Millions of gallons of water used to flow every day from the Rocky Mountains to the Gulf of California. Now, the Colorado River ends at Morelos Dam on the U.S.-Mexico border. Below it, one of North America's largest wetlands is dry.
Karl Flessa, a geoscientist at the University of Arizona, began researching the damage two decades ago. Then he started asking how much water it would take to bring back some of the habitats.
That push for restoration paid off. Mexico is releasing part of its river allotment for eight weeks — the first time ever that water has been released to benefit the environment. It's called a pulse flow because it mimics a spring flood: a one-time event, before possible drought restrictions.
Wearing sunscreen and a cowboy hat, Flessa gets behind the wheel of an SUV and heads south to see how far the water has reached.
"We're chasing the river," he explains.
What was once the Colorado River is now a mile-wide riverbed filled with shrubs and salt cedar. Just as in the U.S., Mexico normally uses the water only for cities and farms.
"We're driving through an agricultural country," Flessa says. "There are some date palms here on the left. That looks like wheat over there on the right."
As co-chief scientist for the pulse flow, Flessa is coordinating dozens of other scientists studying the flow. Francisco Zamora of the Sonoran Institute wants to know how far the water goes. If it reaches the Gulf of California, fresh water and seawater can mix to nourish natural fish and shrimp hatcheries.

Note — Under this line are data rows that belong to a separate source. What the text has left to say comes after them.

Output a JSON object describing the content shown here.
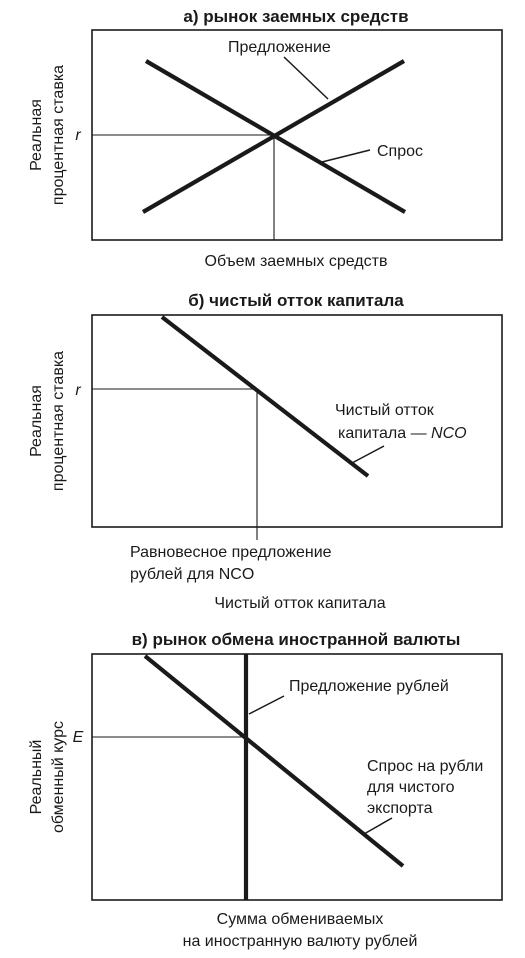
{
  "panel_a": {
    "title": "а) рынок заемных средств",
    "y_label_line1": "Реальная",
    "y_label_line2": "процентная ставка",
    "x_label": "Объем заемных средств",
    "rate_label": "r",
    "supply_label": "Предложение",
    "demand_label": "Спрос"
  },
  "panel_b": {
    "title": "б) чистый отток капитала",
    "y_label_line1": "Реальная",
    "y_label_line2": "процентная ставка",
    "x_label": "Чистый отток капитала",
    "rate_label": "r",
    "nco_label_line1": "Чистый отток",
    "nco_label_line2_text": "капитала — ",
    "nco_label_line2_italic": "NCO",
    "equilibrium_label_line1": "Равновесное предложение",
    "equilibrium_label_line2": "рублей для NCO"
  },
  "panel_c": {
    "title": "в) рынок обмена иностранной валюты",
    "y_label_line1": "Реальный",
    "y_label_line2": "обменный курс",
    "x_label_line1": "Сумма обмениваемых",
    "x_label_line2": "на иностранную валюту рублей",
    "rate_label": "E",
    "supply_label": "Предложение рублей",
    "demand_label_line1": "Спрос на рубли",
    "demand_label_line2": "для чистого",
    "demand_label_line3": "экспорта"
  }
}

"Marine species will be able to then travel upstream," Zamora says. "The river will be connected again with the ocean."
Karen Schlatter, who is also with the Sonoran Institute, leads us across about 75 acres, bulldozed to remove nonnative trees. She is researching how river water might establish new native trees. Before the water arrives, cottonwoods and willows are dropping their puffy seeds.
"The idea is that with additional water, the seed will just land on the ground and sprout," Schlatter says.
More trees mean more birds. Hundreds of species use this route to migrate along the Pacific Flyway.
"How many ducks there are in the rest of North America, which is of great interest to duck hunters, depends to some extent on having places along the Pacific Flyway for them to stop and store up and drink some water," Flessa says.
Back in the SUV, Flessa is heading north to find the flow. Crossing the San Luis Bridge 25 miles south of Morelos Dam, he spots it.
"There's the river down below, and everybody's here to watch the river," Flessa says. "Look at all those cars."
People from the city of San Luis Rio Colorado, named after the river, are splashing in it as music plays. Many of the children have never seen it flowing.
"It's just tremendously gratifying. It's the highlight of my career, frankly," Flessa says. "It doesn't get any better than this."
If part of the Delta restoration takes hold, this scene could be repeated every few years.